What Does a “Bike Friendly” City Look Like?

Alan Durning has a lengthy essay discussing the infrastructure and culture that makes a city "bike friendly" in the environmental news blog, Gristmill:

Good bicycling infrastructure is something few on this continent have seen. It doesn’t mean a "bike route" sign and a white stripe along the arterial. It doesn’t mean a meandering trail shared with joggers, strollers, and skaters.

Bike friendly means a complete, continuous, interconnected network of named bicycle roads or "tracks," each marked and lit, each governed by traffic signs and signals of its own.
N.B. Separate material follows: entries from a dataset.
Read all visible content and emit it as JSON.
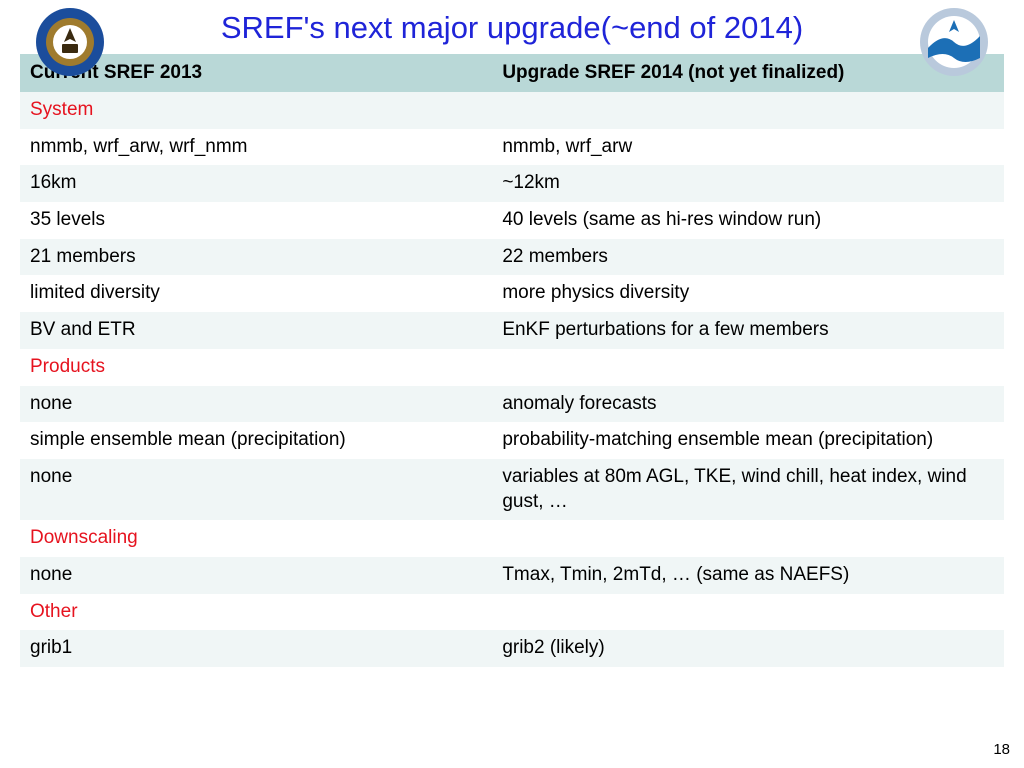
{
  "title": "SREF's next major upgrade(~end of 2014)",
  "title_color": "#1f24d8",
  "page_number": "18",
  "colors": {
    "header_bg": "#b9d8d7",
    "row_even": "#f0f6f6",
    "row_odd": "#ffffff",
    "section": "#e6131f",
    "text": "#000000"
  },
  "logos": {
    "left": {
      "outer": "#1b4d9c",
      "inner": "#9f7b2e",
      "center": "#ffffff"
    },
    "right": {
      "ring": "#b9c9dc",
      "wave": "#1c6fb6",
      "white": "#ffffff"
    }
  },
  "table": {
    "headers": [
      "Current SREF 2013",
      "Upgrade SREF 2014 (not yet finalized)"
    ],
    "rows": [
      {
        "type": "section",
        "left": "System",
        "right": ""
      },
      {
        "type": "data",
        "left": "nmmb, wrf_arw, wrf_nmm",
        "right": "nmmb, wrf_arw"
      },
      {
        "type": "data",
        "left": "16km",
        "right": "~12km"
      },
      {
        "type": "data",
        "left": "35 levels",
        "right": "40 levels (same as hi-res window run)"
      },
      {
        "type": "data",
        "left": "21 members",
        "right": "22 members"
      },
      {
        "type": "data",
        "left": "limited diversity",
        "right": "more physics diversity"
      },
      {
        "type": "data",
        "left": "BV and ETR",
        "right": "EnKF perturbations for a few members"
      },
      {
        "type": "section",
        "left": "Products",
        "right": ""
      },
      {
        "type": "data",
        "left": "none",
        "right": "anomaly forecasts"
      },
      {
        "type": "data",
        "left": "simple ensemble mean (precipitation)",
        "right": "probability-matching ensemble mean (precipitation)"
      },
      {
        "type": "data",
        "left": "none",
        "right": "variables at 80m AGL, TKE, wind chill, heat index, wind gust, …"
      },
      {
        "type": "section",
        "left": "Downscaling",
        "right": ""
      },
      {
        "type": "data",
        "left": "none",
        "right": "Tmax, Tmin, 2mTd, … (same as NAEFS)"
      },
      {
        "type": "section",
        "left": "Other",
        "right": ""
      },
      {
        "type": "data",
        "left": "grib1",
        "right": "grib2  (likely)"
      }
    ]
  }
}
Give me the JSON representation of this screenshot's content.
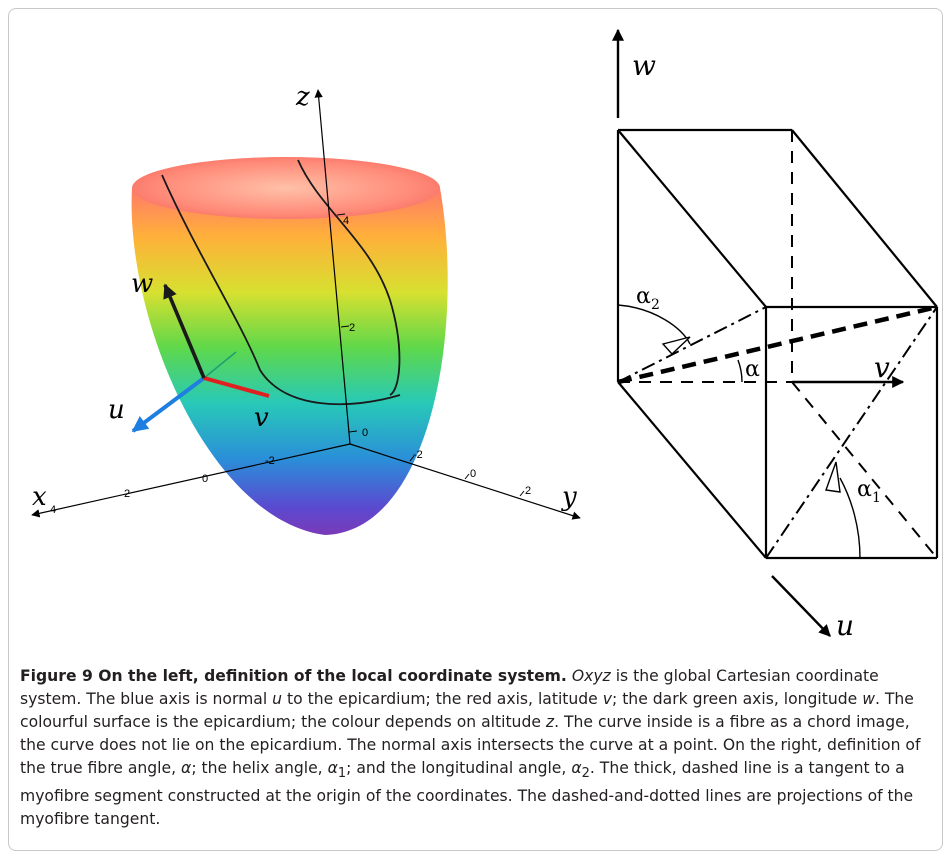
{
  "left_panel": {
    "axes": {
      "x": "x",
      "y": "y",
      "z": "z",
      "u": "u",
      "v": "v",
      "w": "w"
    },
    "ticks": {
      "z": [
        "4",
        "2",
        "0"
      ],
      "x": [
        "4",
        "2",
        "0",
        "-2"
      ],
      "y": [
        "-2",
        "0",
        "2"
      ]
    },
    "colors": {
      "u_axis": "#1e7fe0",
      "v_axis": "#e02020",
      "w_axis": "#1a1a1a",
      "normal_ext": "#1ea070"
    }
  },
  "right_panel": {
    "labels": {
      "w": "w",
      "v": "v",
      "u": "u"
    },
    "angles": {
      "alpha": "α",
      "alpha2_base": "α",
      "alpha2_sub": "2",
      "alpha1_base": "α",
      "alpha1_sub": "1"
    }
  },
  "caption": {
    "title": "Figure 9 On the left, definition of the local coordinate system.",
    "p1_oxyz": "Oxyz",
    "p1_text": " is the global Cartesian coordinate system. The blue axis is normal ",
    "p1_u": "u",
    "p1_text2": " to the epicardium; the red axis, latitude ",
    "p1_v": "v",
    "p1_text3": "; the dark green axis, longitude ",
    "p1_w": "w",
    "p1_text4": ". The colourful surface is the epicardium; the colour depends on altitude ",
    "p1_z": "z",
    "p1_text5": ". The curve inside is a fibre as a chord image, the curve does not lie on the epicardium. The normal axis intersects the curve at a point. On the right, definition of the true fibre angle, ",
    "p1_alpha": "α",
    "p1_text6": "; the helix angle, ",
    "p1_alpha1": "α",
    "p1_alpha1_sub": "1",
    "p1_text7": "; and the longitudinal angle, ",
    "p1_alpha2": "α",
    "p1_alpha2_sub": "2",
    "p1_text8": ". The thick, dashed line is a tangent to a myofibre segment constructed at the origin of the coordinates. The dashed-and-dotted lines are projections of the myofibre tangent."
  }
}
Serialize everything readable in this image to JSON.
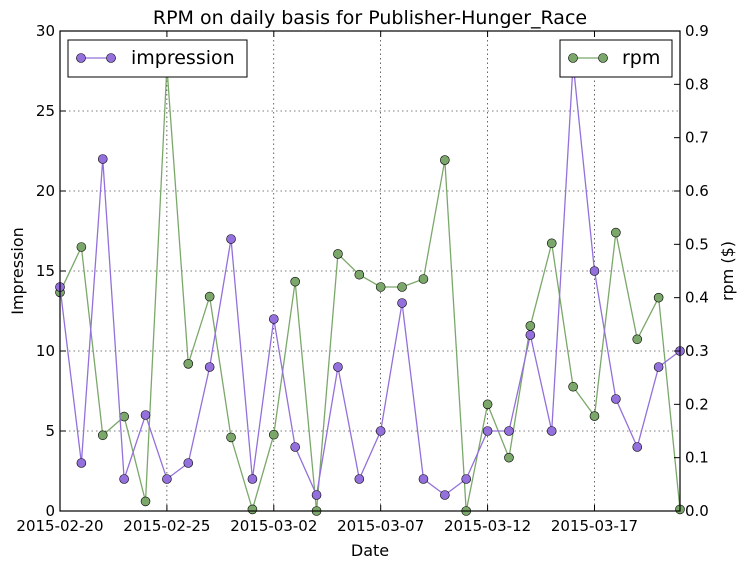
{
  "chart_data": {
    "type": "line",
    "title": "RPM on daily basis for Publisher-Hunger_Race",
    "xlabel": "Date",
    "ylabel_left": "Impression",
    "ylabel_right": "rpm ($)",
    "x_start": "2015-02-20",
    "x_end": "2015-03-21",
    "x_ticks": [
      "2015-02-20",
      "2015-02-25",
      "2015-03-02",
      "2015-03-07",
      "2015-03-12",
      "2015-03-17"
    ],
    "y_left_lim": [
      0,
      30
    ],
    "y_left_ticks": [
      "0",
      "5",
      "10",
      "15",
      "20",
      "25",
      "30"
    ],
    "y_right_lim": [
      0,
      0.9
    ],
    "y_right_ticks": [
      "0.0",
      "0.1",
      "0.2",
      "0.3",
      "0.4",
      "0.5",
      "0.6",
      "0.7",
      "0.8",
      "0.9"
    ],
    "grid": true,
    "legend_left": {
      "placement": "top-left",
      "label": "impression"
    },
    "legend_right": {
      "placement": "top-right",
      "label": "rpm"
    },
    "dates": [
      "2015-02-20",
      "2015-02-21",
      "2015-02-22",
      "2015-02-23",
      "2015-02-24",
      "2015-02-25",
      "2015-02-26",
      "2015-02-27",
      "2015-02-28",
      "2015-03-01",
      "2015-03-02",
      "2015-03-03",
      "2015-03-04",
      "2015-03-05",
      "2015-03-06",
      "2015-03-07",
      "2015-03-08",
      "2015-03-09",
      "2015-03-10",
      "2015-03-11",
      "2015-03-12",
      "2015-03-13",
      "2015-03-14",
      "2015-03-15",
      "2015-03-16",
      "2015-03-17",
      "2015-03-18",
      "2015-03-19",
      "2015-03-20",
      "2015-03-21"
    ],
    "series": [
      {
        "name": "impression",
        "axis": "left",
        "color": "#9370DB",
        "values": [
          14,
          3,
          22,
          2,
          6,
          2,
          3,
          9,
          17,
          2,
          12,
          4,
          1,
          9,
          2,
          5,
          13,
          2,
          1,
          2,
          5,
          5,
          11,
          5,
          28,
          15,
          7,
          4,
          9,
          10
        ]
      },
      {
        "name": "rpm",
        "axis": "right",
        "color": "#7BA86A",
        "values": [
          0.41,
          0.495,
          0.142,
          0.177,
          0.018,
          0.833,
          0.276,
          0.402,
          0.138,
          0.003,
          0.143,
          0.43,
          0.0,
          0.482,
          0.443,
          0.42,
          0.42,
          0.435,
          0.658,
          0.0,
          0.2,
          0.1,
          0.347,
          0.502,
          0.233,
          0.178,
          0.522,
          0.322,
          0.4,
          0.003
        ]
      }
    ]
  }
}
It means a parallel network interlaced with the other urban grids: the transit grid on road or rail; the street grid for cars, trucks, and taxis; and the sidewalk grid for pedestrians. It means separation from those grids: to be useful for everyone from eight year olds to eighty year olds, bikeways on large roads must be physically curbed, fenced, or graded away from both traffic and walkers. (On smaller, neighborhood streets, where bikes and cars do mingle, bike friendly means calming traffic with speed humps, circles, and curb bubbles.)

Picture a street more than half of which is reserved for people on foot, bikes, buses, or rail; on which traffic signals and signs, street design, and landscaping all conspire to treat bicycles as the equals of automobiles. This is what bike friendly — what Bicycle Respect — looks like.

Such "complete streets" are common in Denmark, the Netherlands, and other northern European countries.

What does bike friendly look like? It looks like a 60-year old and her granddaughter on two wheelers, getting the green light at each intersection they approach, while drivers brake to stay out of their way.